病んだ心をつまびいて





アズマさんと対面し、あらためて自己紹介という形になった。



「平石茜、栗山高校の3年生です」


「まだ17歳だよね?
12月が誕生日だってお父さんから聞いてるよ」



お父さん…娘のことめちゃくちゃ話してるじゃん。


ちょっと照れくさいけど、それ以上に誕生日を覚えていてくれたことが嬉しかった。



「僕は茜ちゃんより少しお兄さんの24歳。普通のサラリーマンだよ」



人好きのする笑顔。


サラリーマンというより、アイドルとかモデルとか、表立って華やかな世界が似合いそうな雰囲気をしている。

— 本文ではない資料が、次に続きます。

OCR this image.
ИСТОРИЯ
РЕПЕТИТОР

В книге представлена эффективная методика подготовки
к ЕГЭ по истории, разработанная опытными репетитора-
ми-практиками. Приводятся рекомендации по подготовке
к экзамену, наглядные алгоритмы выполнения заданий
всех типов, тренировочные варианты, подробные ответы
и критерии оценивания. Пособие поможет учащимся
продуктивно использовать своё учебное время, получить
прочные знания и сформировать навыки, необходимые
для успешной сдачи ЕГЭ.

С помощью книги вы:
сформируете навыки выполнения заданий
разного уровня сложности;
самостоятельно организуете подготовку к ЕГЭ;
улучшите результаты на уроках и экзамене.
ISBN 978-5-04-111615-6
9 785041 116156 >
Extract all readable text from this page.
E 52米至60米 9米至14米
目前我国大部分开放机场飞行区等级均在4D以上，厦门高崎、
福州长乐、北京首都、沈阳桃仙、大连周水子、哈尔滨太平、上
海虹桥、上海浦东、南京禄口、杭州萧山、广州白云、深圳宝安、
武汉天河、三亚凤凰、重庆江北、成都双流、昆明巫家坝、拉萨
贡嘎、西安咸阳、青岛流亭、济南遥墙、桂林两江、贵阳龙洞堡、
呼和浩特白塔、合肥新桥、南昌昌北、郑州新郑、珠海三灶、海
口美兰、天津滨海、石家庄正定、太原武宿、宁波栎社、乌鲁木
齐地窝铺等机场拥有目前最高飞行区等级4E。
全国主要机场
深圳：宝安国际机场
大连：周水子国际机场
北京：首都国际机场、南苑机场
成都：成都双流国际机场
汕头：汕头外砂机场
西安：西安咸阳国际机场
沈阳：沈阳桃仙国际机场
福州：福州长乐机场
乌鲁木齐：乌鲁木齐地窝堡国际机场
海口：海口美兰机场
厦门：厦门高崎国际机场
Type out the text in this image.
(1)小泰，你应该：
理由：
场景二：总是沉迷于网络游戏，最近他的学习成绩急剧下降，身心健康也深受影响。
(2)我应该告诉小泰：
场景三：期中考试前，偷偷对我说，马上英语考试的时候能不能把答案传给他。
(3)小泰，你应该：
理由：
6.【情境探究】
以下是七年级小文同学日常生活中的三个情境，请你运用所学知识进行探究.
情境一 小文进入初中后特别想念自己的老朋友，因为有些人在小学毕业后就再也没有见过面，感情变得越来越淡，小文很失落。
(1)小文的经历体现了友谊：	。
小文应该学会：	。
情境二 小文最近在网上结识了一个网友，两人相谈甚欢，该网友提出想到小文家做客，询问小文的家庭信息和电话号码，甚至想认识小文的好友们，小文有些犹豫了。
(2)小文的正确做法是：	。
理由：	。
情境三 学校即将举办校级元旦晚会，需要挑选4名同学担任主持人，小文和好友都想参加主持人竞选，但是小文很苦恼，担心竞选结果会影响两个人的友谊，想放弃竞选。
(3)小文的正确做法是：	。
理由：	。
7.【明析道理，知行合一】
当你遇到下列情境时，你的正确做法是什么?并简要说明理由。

「最近この地区に引っ越してきたんだ。茜ちゃんの住んでるマンションにも近いから、僕がお父さんに派遣されたってわけ」


「そうだったんですね」


「すごく緊張したよ。冷たく突き放されたらどうしようって。けど、茜ちゃんはお父さんに似て優しいね。そして強い。初対面の僕を信じてくれた」



ありがとう、と
アズマさんは穏やかに笑った。



なんだか不思議な人だな。


会話していると、こわばっていた心が解けていく。



私を見つめるまなざしは春の日差しみたい。


キラキラしてるのに、まぶしくない


そんな控えめな温もりを持っている。